Por su parte, el consejero de Ordenación del Territorio, Jesús Machín, señaló que “la retirada de estas viviendas abre la posibilidad de que se incorporen al mercado residencial, contribuyendo a aliviar la presión existente sobre el alquiler y la compra, especialmente en zonas con una fuerte competencia entre uso turístico y uso residencial”. Machín añadió que la mayoría de las viviendas retiradas se concentran en núcleos turísticos, donde la presión sobre el territorio y los servicios públicos es mayor.
Asimismo, apuntó que “la reducción de viviendas vacacionales también contribuye a frenar el aumento de plazas turísticas sin necesidad de incrementar el número de visitantes, lo que se traduce en una menor presión sobre los servicios públicos, el territorio y la vida cotidiana de la población residente, favoreciendo un mayor equilibrio entre actividad económica y calidad de vida en Lanzarote”.
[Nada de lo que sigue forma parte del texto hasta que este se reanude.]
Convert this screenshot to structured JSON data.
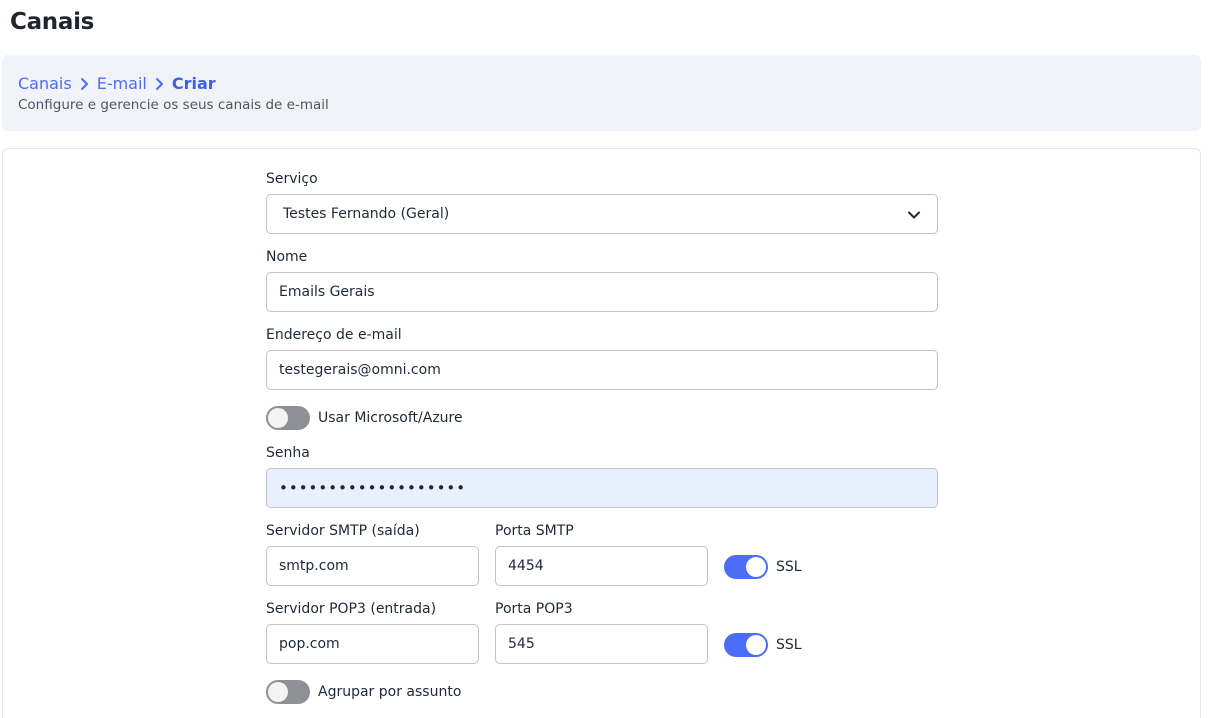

El Cabildo de Lanzarote ha reivindicado ser la primera isla de Canarias que "actúa de forma decidida y continuada en la regulación de la vivienda vacacional, pasando de la inacción a una intervención directa, medible y sostenida en el tiempo". En esta línea, ha resaltado que "este modelo de actuación, basado en la inspección y el cumplimiento normativo, está siendo observado como referencia por todo el archipiélago al demostrar que la regulación es posible y eficaz".